Decompression is performed according to the standard set forth in Unicode Technical Report #6

See Also:
  • Field Details

    • fCurrentWindow

      private int fCurrentWindow
      Alias to current dynamic window
    • fOffsets

      private int[] fOffsets
      Dynamic compression window offsets
    • fMode

      private int fMode
      Current compression mode
    • BUFSIZE

      private static final int BUFSIZE
      Size of our internal buffer
      See Also:
    • fBuffer

      private byte[] fBuffer
      Internal buffer for saving state
    • fBufferLength

      private int fBufferLength
      Number of characters in our internal buffer
  • Constructor Details

    • UnicodeDecompressor

      public UnicodeDecompressor()
      Create a UnicodeDecompressor.

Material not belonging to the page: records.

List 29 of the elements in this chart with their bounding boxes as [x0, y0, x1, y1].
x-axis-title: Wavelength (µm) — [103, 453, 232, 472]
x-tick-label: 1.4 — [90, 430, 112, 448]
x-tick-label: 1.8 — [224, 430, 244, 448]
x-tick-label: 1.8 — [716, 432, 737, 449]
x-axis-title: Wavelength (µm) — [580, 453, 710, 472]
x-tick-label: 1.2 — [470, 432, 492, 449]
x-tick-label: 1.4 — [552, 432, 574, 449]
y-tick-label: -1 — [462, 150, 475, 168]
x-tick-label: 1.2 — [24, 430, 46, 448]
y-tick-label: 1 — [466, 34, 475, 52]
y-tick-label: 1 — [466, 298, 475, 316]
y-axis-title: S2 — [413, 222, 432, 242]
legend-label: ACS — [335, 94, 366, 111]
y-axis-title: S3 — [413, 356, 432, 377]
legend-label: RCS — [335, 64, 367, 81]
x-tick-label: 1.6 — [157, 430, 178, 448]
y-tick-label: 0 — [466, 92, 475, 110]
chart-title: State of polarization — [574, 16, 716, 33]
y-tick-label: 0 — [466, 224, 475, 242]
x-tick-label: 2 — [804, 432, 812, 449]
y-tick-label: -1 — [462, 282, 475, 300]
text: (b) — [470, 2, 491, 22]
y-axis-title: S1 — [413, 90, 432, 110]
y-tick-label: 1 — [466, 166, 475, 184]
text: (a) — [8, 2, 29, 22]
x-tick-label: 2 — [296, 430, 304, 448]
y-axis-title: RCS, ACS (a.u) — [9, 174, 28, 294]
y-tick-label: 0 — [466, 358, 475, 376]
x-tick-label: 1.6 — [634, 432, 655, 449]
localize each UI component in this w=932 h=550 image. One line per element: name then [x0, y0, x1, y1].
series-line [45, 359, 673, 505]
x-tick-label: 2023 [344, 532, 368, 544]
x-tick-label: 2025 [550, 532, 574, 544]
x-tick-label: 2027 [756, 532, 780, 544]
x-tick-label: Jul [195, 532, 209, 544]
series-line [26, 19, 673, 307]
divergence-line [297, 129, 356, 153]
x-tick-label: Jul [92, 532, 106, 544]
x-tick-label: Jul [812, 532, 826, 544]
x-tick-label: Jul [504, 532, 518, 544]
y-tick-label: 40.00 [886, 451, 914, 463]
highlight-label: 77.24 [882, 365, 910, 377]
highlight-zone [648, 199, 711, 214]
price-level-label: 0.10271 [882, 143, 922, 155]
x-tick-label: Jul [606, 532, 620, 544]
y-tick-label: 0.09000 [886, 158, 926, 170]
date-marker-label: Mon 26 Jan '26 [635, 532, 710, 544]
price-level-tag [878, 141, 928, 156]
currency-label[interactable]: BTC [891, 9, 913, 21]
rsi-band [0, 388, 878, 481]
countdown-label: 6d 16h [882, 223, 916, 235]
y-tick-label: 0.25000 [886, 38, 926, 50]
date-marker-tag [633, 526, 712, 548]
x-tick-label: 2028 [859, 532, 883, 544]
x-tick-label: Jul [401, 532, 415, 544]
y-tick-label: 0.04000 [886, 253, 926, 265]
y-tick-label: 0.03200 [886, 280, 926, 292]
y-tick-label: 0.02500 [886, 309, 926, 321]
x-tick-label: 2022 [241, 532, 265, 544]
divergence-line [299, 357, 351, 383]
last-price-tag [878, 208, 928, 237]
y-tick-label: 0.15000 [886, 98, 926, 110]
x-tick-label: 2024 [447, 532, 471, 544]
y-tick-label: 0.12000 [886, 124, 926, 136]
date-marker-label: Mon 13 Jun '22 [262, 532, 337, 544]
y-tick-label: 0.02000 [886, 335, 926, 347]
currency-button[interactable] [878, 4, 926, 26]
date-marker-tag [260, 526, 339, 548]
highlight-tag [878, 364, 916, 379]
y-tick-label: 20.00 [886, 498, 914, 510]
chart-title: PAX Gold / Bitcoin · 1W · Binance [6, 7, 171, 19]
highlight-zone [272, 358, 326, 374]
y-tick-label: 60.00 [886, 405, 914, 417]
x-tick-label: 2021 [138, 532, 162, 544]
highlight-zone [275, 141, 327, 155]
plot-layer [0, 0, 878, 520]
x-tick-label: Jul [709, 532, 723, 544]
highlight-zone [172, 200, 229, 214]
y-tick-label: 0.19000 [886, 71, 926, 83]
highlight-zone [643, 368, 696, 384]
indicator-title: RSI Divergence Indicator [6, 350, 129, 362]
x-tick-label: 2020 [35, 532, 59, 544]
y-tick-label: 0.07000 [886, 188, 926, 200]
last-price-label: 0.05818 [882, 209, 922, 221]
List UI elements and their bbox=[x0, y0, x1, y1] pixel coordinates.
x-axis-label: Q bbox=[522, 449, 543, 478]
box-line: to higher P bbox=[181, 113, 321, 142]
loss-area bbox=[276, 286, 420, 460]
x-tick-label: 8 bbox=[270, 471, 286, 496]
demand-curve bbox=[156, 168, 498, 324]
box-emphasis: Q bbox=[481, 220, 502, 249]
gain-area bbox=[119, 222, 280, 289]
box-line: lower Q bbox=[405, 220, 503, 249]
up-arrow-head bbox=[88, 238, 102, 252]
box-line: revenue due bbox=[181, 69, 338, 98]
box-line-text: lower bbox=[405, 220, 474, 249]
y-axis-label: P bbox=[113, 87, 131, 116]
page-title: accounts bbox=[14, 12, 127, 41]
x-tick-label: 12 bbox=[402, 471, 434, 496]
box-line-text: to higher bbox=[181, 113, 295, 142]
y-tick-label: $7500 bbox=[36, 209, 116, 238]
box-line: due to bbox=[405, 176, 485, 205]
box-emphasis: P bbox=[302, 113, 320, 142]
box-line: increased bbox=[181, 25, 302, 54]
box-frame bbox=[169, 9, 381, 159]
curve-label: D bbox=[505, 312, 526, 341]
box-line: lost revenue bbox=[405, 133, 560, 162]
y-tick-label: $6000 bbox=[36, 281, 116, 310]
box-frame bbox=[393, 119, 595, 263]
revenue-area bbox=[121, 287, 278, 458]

Sets all windows to their default values.
      See Also:
  • Method Details

    • decompress

      public static String decompress(byte[] buffer)
      Decompress a byte array into a String.
      Parameters:
      buffer - The byte array to decompress.
      Returns:
      A String containing the decompressed characters.
      See Also:
    • decompress

      public static char[] decompress(byte[] buffer, int start, int limit)
      Decompress a byte array into a Unicode character array.
      Parameters:
      buffer - The byte array to decompress.
      start - The start of the byte run to decompress.
      limit - The limit of the byte run to decompress.
      Returns:
      A character array containing the decompressed bytes.
      See Also:
    • decompress

      public int decompress(byte[] byteBuffer, int byteBufferStart, int byteBufferLimit, int[] bytesRead, char[] charBuffer, int charBufferStart, int charBufferLimit)
      Decompress a byte array into a Unicode character array. This function will either completely fill the output buffer, or consume the entire input.
      Parameters:
      byteBuffer - The byte buffer to decompress.
      byteBufferStart - The start of the byte run to decompress.
      byteBufferLimit - The limit of the byte run to decompress.
      bytesRead - A one-element array. If not null, on return the number of bytes read from byteBuffer.
      charBuffer - A buffer to receive the decompressed data. This buffer must be at minimum two characters in size.
      charBufferStart - The starting offset to which to write decompressed data.
      charBufferLimit - The limiting offset for writing decompressed data.
      Returns:
      The number of Unicode characters written to charBuffer.
    • reset

      public void reset()
      Reset the decompressor to its initial state.